Isoproterenol decreases transmural dispersion of repolarization (TDR) and the vulnerable window for failure to capture by an S2 stimulus. The ΔKPQ mutation increased TDR in a transmural cable. One micromolar of isoproterenol partially reversed this increase (A). The vulnerable window for failure to capture by an S2 stimulus was measured in mutant cables in the presence and absence of isoproterenol at BCLs of 1000 ms (grey) and 1500 ms (black) (B).
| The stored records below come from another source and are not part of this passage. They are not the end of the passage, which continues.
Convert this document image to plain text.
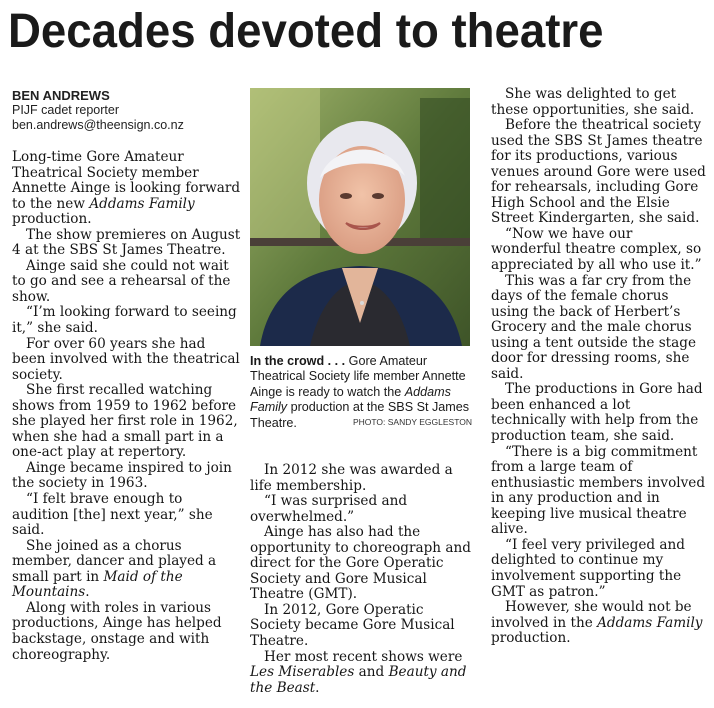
Decades devoted to theatre
BEN ANDREWS
PIJF cadet reporter
ben.andrews@theensign.co.nz

Long-time Gore Amateur Theatrical Society member Annette Ainge is looking forward to the new Addams Family production.

The show premieres on August 4 at the SBS St James Theatre.

Ainge said she could not wait to go and see a rehearsal of the show.

“I’m looking forward to seeing it,” she said.

For over 60 years she had been involved with the theatrical society.

She first recalled watching shows from 1959 to 1962 before she played her first role in 1962, when she had a small part in a one-act play at repertory.

Ainge became inspired to join the society in 1963.

“I felt brave enough to audition [the] next year,” she said.

She joined as a chorus member, dancer and played a small part in Maid of the Mountains.

Along with roles in various productions, Ainge has helped backstage, onstage and with choreography.

In the crowd . . . Gore Amateur Theatrical Society life member Annette Ainge is ready to watch the Addams Family production at the SBS St James Theatre.	PHOTO: SANDY EGGLESTON

In 2012 she was awarded a life membership.

“I was surprised and overwhelmed.”

Ainge has also had the opportunity to choreograph and direct for the Gore Operatic Society and Gore Musical Theatre (GMT).

In 2012, Gore Operatic Society became Gore Musical Theatre.

Her most recent shows were Les Miserables and Beauty and the Beast.

She was delighted to get these opportunities, she said.

Before the theatrical society used the SBS St James theatre for its productions, various venues around Gore were used for rehearsals, including Gore High School and the Elsie Street Kindergarten, she said.

“Now we have our wonderful theatre complex, so appreciated by all who use it.”

This was a far cry from the days of the female chorus using the back of Herbert’s Grocery and the male chorus using a tent outside the stage door for dressing rooms, she said.

The productions in Gore had been enhanced a lot technically with help from the production team, she said.

“There is a big commitment from a large team of enthusiastic members involved in any production and in keeping live musical theatre alive.

“I feel very privileged and delighted to continue my involvement supporting the GMT as patron.”

However, she would not be involved in the Addams Family production.
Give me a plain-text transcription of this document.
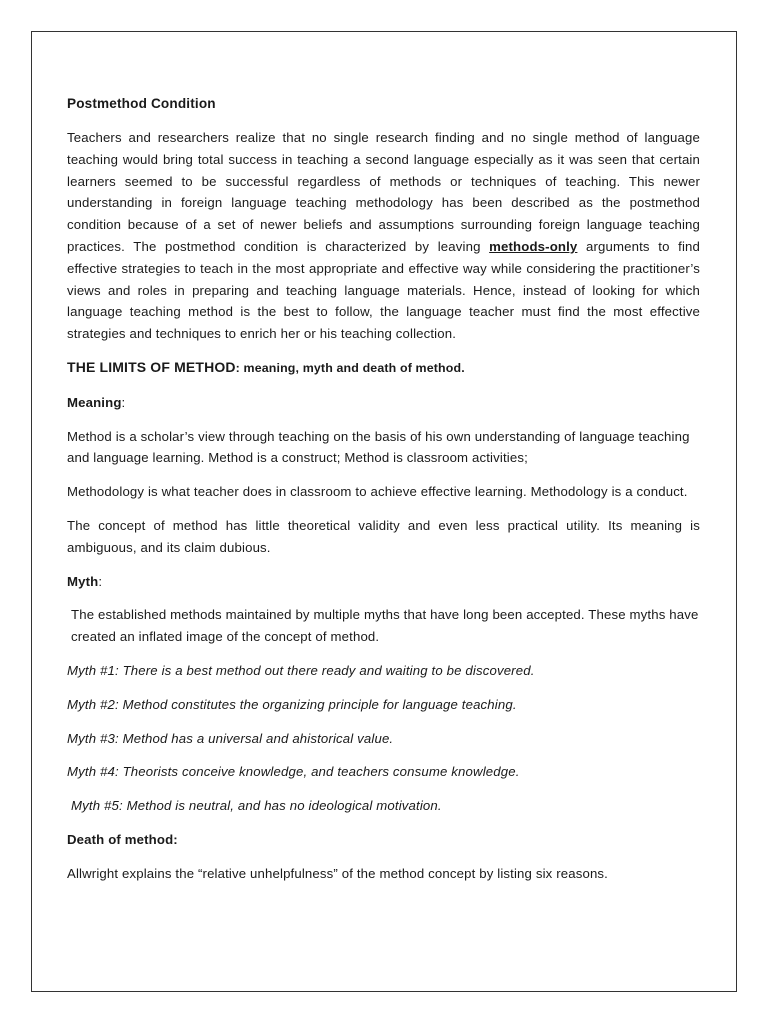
Postmethod Condition

Teachers and researchers realize that no single research finding and no single method of language teaching would bring total success in teaching a second language especially as it was seen that certain learners seemed to be successful regardless of methods or techniques of teaching. This newer understanding in foreign language teaching methodology has been described as the postmethod condition because of a set of newer beliefs and assumptions surrounding foreign language teaching practices. The postmethod condition is characterized by leaving methods-only arguments to find effective strategies to teach in the most appropriate and effective way while considering the practitioner’s views and roles in preparing and teaching language materials. Hence, instead of looking for which language teaching method is the best to follow, the language teacher must find the most effective strategies and techniques to enrich her or his teaching collection.

THE LIMITS OF METHOD: meaning, myth and death of method.

Meaning:

Method is a scholar’s view through teaching on the basis of his own understanding of language teaching and language learning. Method is a construct; Method is classroom activities;

Methodology is what teacher does in classroom to achieve effective learning. Methodology is a conduct.

The concept of method has little theoretical validity and even less practical utility. Its meaning is ambiguous, and its claim dubious.

Myth:

The established methods maintained by multiple myths that have long been accepted. These myths have created an inflated image of the concept of method.

Myth #1: There is a best method out there ready and waiting to be discovered.

Myth #2: Method constitutes the organizing principle for language teaching.

Myth #3: Method has a universal and ahistorical value.

Myth #4: Theorists conceive knowledge, and teachers consume knowledge.

Myth #5: Method is neutral, and has no ideological motivation.

Death of method:

Allwright explains the “relative unhelpfulness” of the method concept by listing six reasons.
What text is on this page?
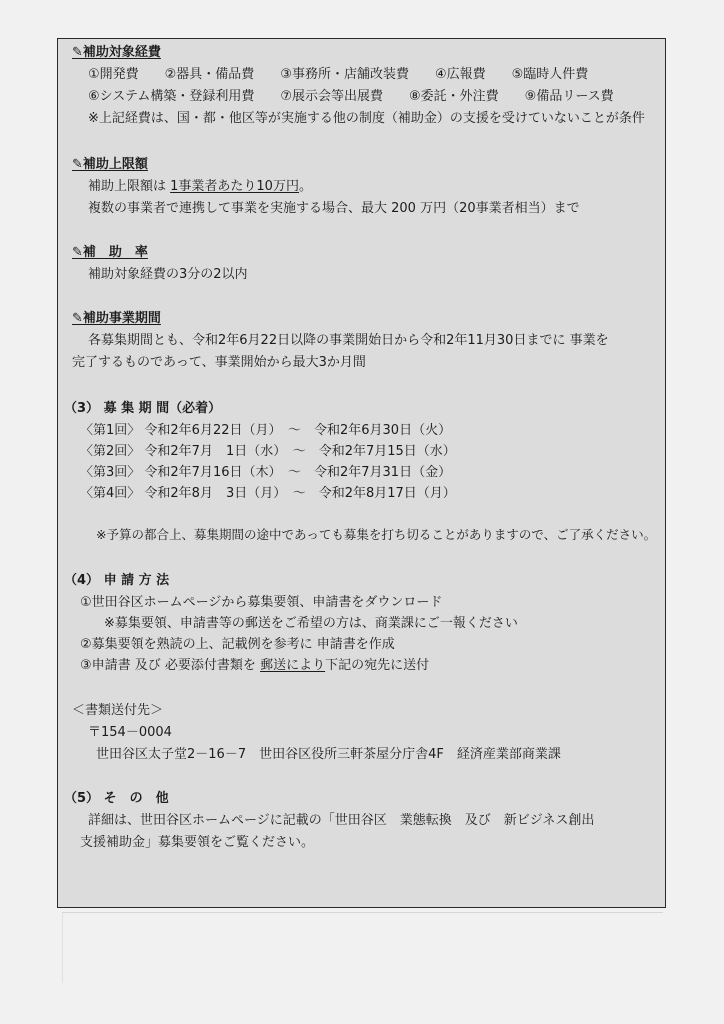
✎補助対象経費
①開発費　　②器具・備品費　　③事務所・店舗改装費　　④広報費　　⑤臨時人件費
⑥システム構築・登録利用費　　⑦展示会等出展費　　⑧委託・外注費　　⑨備品リース費
※上記経費は、国・都・他区等が実施する他の制度（補助金）の支援を受けていないことが条件
✎補助上限額
補助上限額は 1事業者あたり10万円。
複数の事業者で連携して事業を実施する場合、最大 200 万円（20事業者相当）まで
✎補　助　率
補助対象経費の3分の2以内
✎補助事業期間
各募集期間とも、令和2年6月22日以降の事業開始日から令和2年11月30日までに 事業を
完了するものであって、事業開始から最大3か月間
（3） 募 集 期 間（必着）
〈第1回〉 令和2年6月22日（月）　～　令和2年6月30日（火）
〈第2回〉 令和2年7月　1日（水）　～　令和2年7月15日（水）
〈第3回〉 令和2年7月16日（木）　～　令和2年7月31日（金）
〈第4回〉 令和2年8月　3日（月）　～　令和2年8月17日（月）
※予算の都合上、募集期間の途中であっても募集を打ち切ることがありますので、ご了承ください。
（4） 申 請 方 法
①世田谷区ホームページから募集要領、申請書をダウンロード
※募集要領、申請書等の郵送をご希望の方は、商業課にご一報ください
②募集要領を熟読の上、記載例を参考に 申請書を作成
③申請書 及び 必要添付書類を 郵送により下記の宛先に送付
＜書類送付先＞
〒154－0004
世田谷区太子堂2－16－7　世田谷区役所三軒茶屋分庁舎4F　経済産業部商業課
（5） そ　の　他
詳細は、世田谷区ホームページに記載の「世田谷区　業態転換　及び　新ビジネス創出
支援補助金」募集要領をご覧ください。
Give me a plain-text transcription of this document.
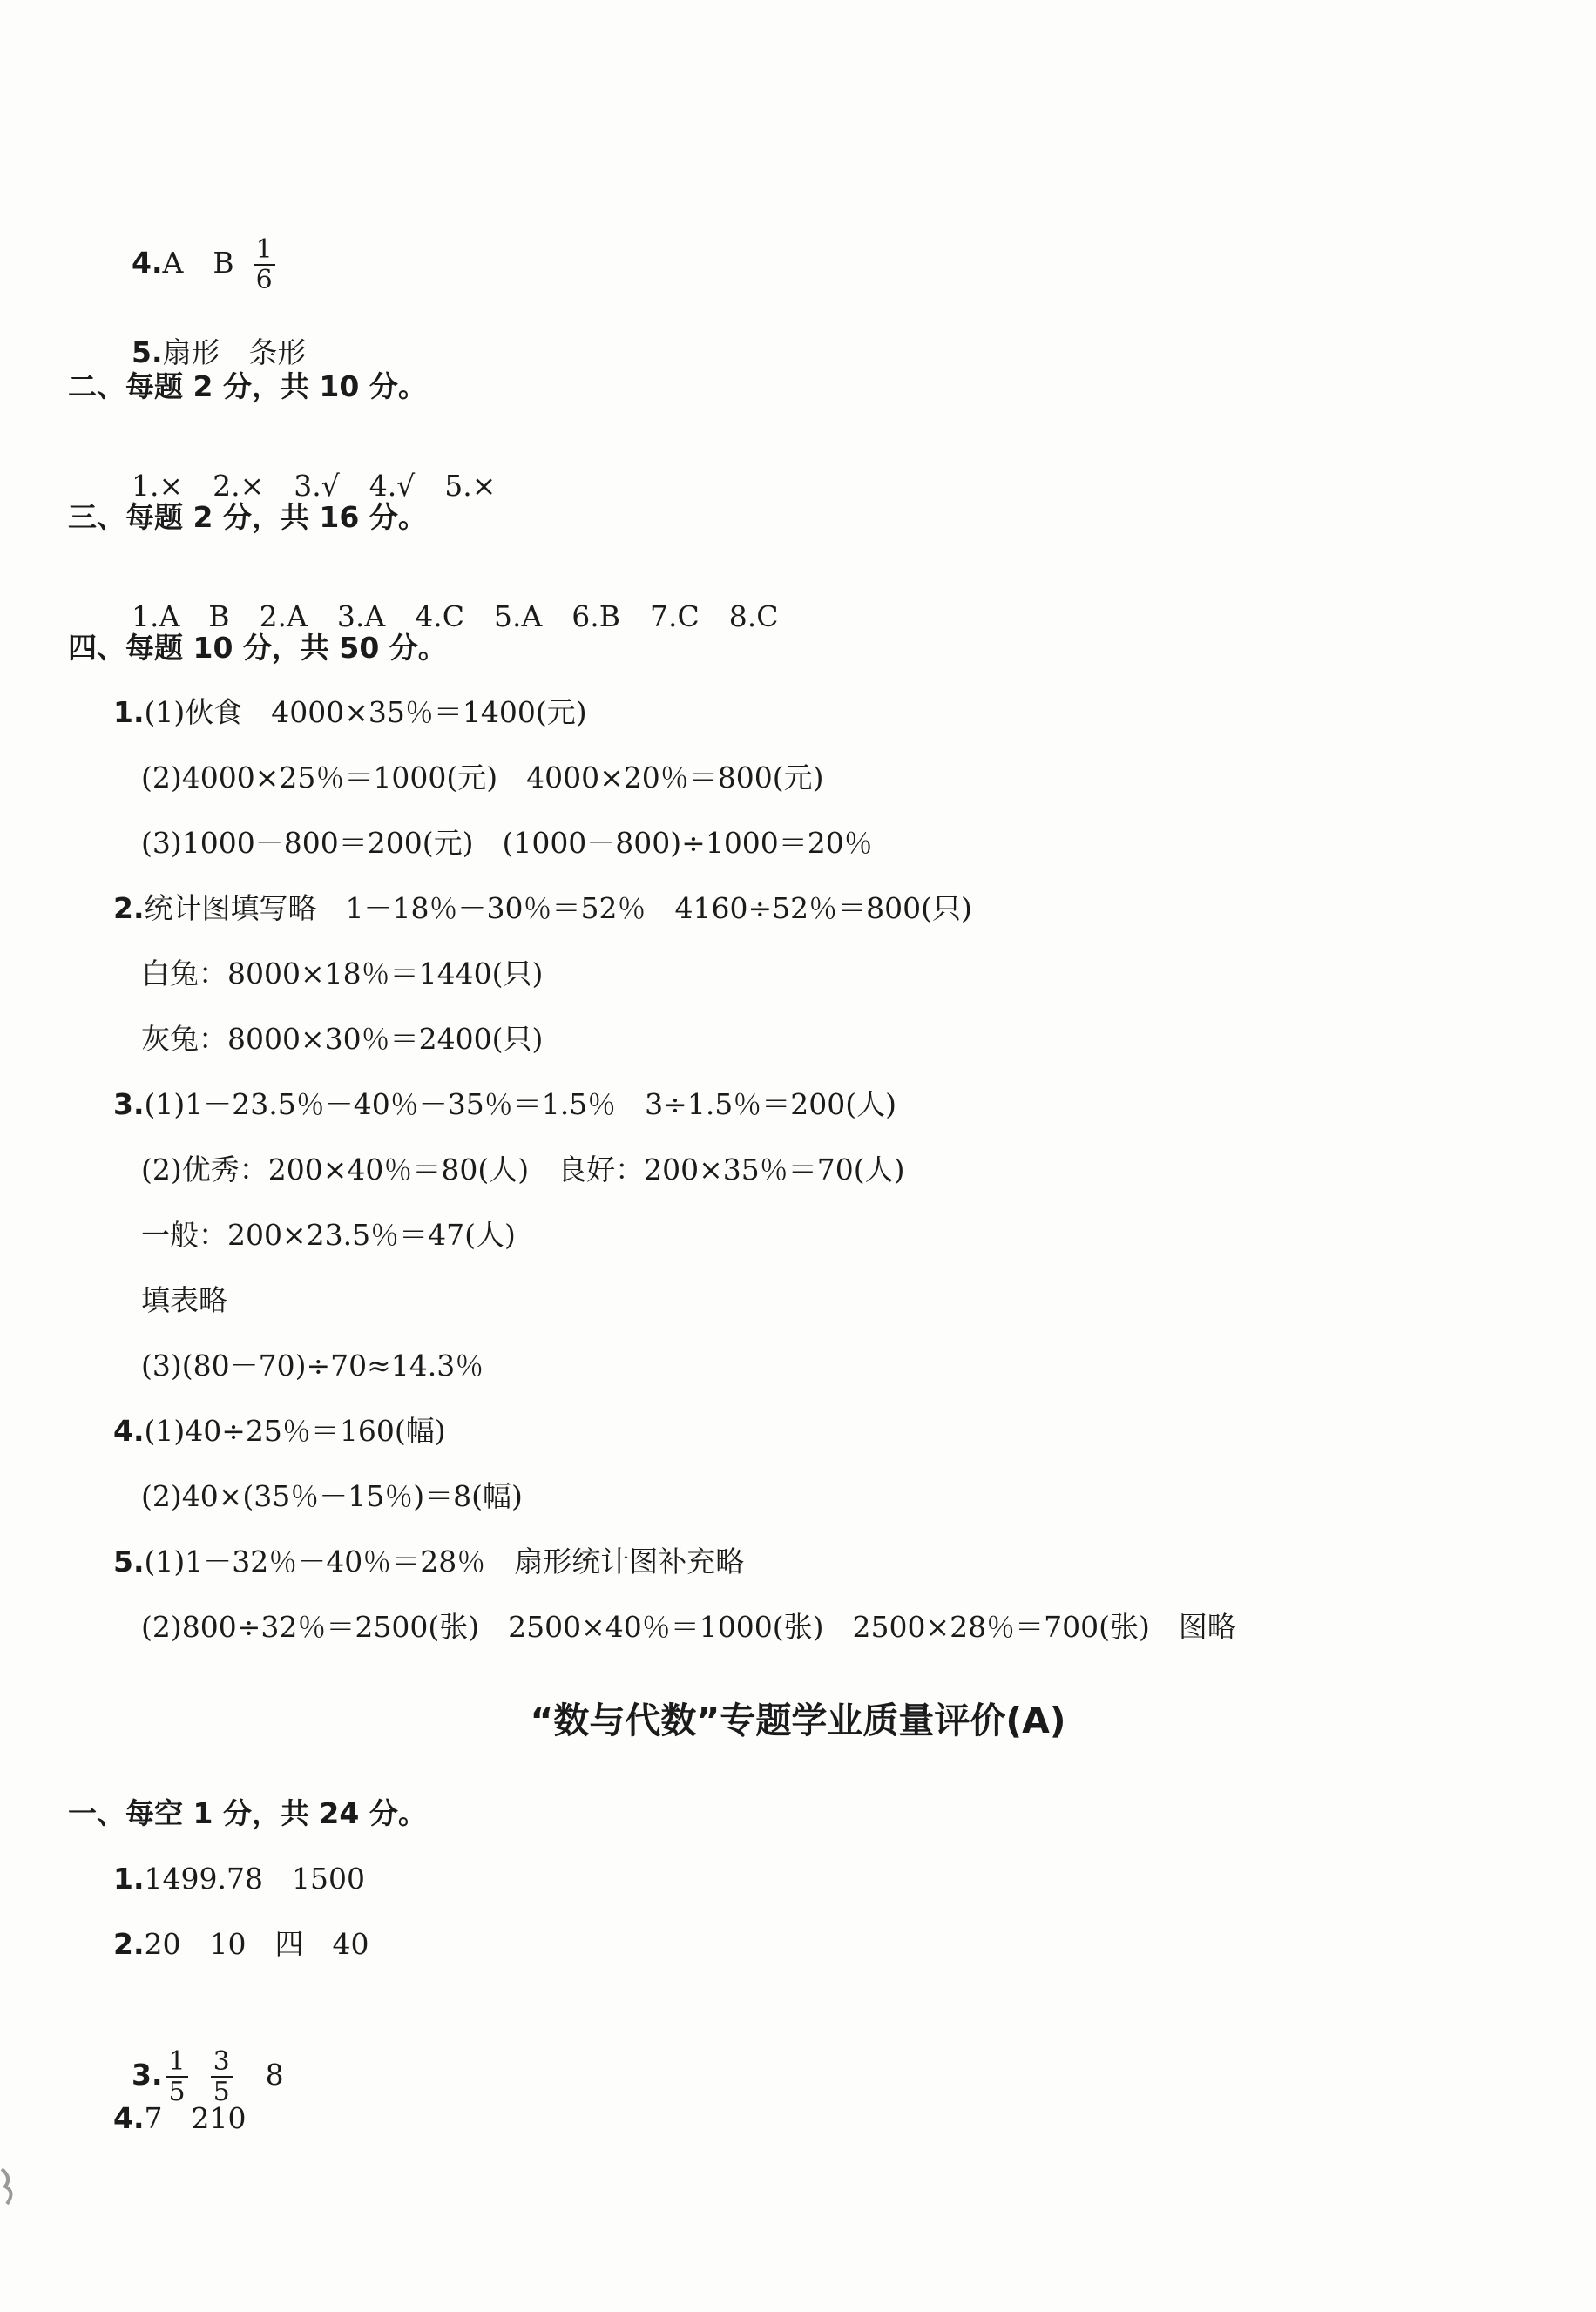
4.A B $\frac{1}{6}$

5.扇形　条形

二、每题 2 分，共 10 分。

1.× 2.× 3.√ 4.√ 5.×

三、每题 2 分，共 16 分。

1.A　B 2.A 3.A 4.C 5.A 6.B 7.C 8.C

四、每题 10 分，共 50 分。
1.(1)伙食　4000×35％＝1400(元)
(2)4000×25％＝1000(元)　4000×20％＝800(元)
(3)1000－800＝200(元)　(1000－800)÷1000＝20％
2.统计图填写略　1－18％－30％＝52％　4160÷52％＝800(只)
白兔：8000×18％＝1440(只)
灰兔：8000×30％＝2400(只)
3.(1)1－23.5％－40％－35％＝1.5％　3÷1.5％＝200(人)
(2)优秀：200×40％＝80(人)　良好：200×35％＝70(人)
一般：200×23.5％＝47(人)
填表略
(3)(80－70)÷70≈14.3％
4.(1)40÷25％＝160(幅)
(2)40×(35％－15％)＝8(幅)
5.(1)1－32％－40％＝28％　扇形统计图补充略
(2)800÷32％＝2500(张)　2500×40％＝1000(张)　2500×28％＝700(张)　图略
“数与代数”专题学业质量评价(A)
一、每空 1 分，共 24 分。
1.1499.78　1500
2.20　10　四　40

3. $\frac{1}{5} \frac{3}{5} 8$

4.7　210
Failure to capture was defined as a stimulus that failed to evoke an action potential.

Figure 5

The ability of isoproterenol to protect against conduction block depends on the S2 pacing interval. ΔKPQ mutant cables paced at a BCL of 1500 ms were given 10 S2 stimuli at intervals varying from 25 to 40 ms after repolarization of the previous action potential. At an interval of 40 ms, block occurs at the 6th beat in an untreated cable (A) and 1 µM isoproterenol protected against block at this interval (B). The results of experiments at several pacing intervals in the presence and absence of isoproterenol are summarized in (C). Black circles indicate beats where cable-wide propagation occurred; open triangles indicate beats where failure to capture occurred, and grey squares indicate beats where conduction block occurred.

Figure 6

Low-dose propranolol worsens the LQT3 phenotype, but higher doses can decrease both APD and transmural dispersion of repolarization (TDR). Isoproterenol-treated mutant transmural cable models were paced at a BCL of 1000 ms, and treated with 0 µM, 33 nM, 3 µM, or 33 µM propranolol. APD₉₀ in the endocardium (cell 10) (A), mid-myocardium (cell 83) (B), and epicardium (cell 154) (C) were measured. TDR (D) was measured as in Figure 4.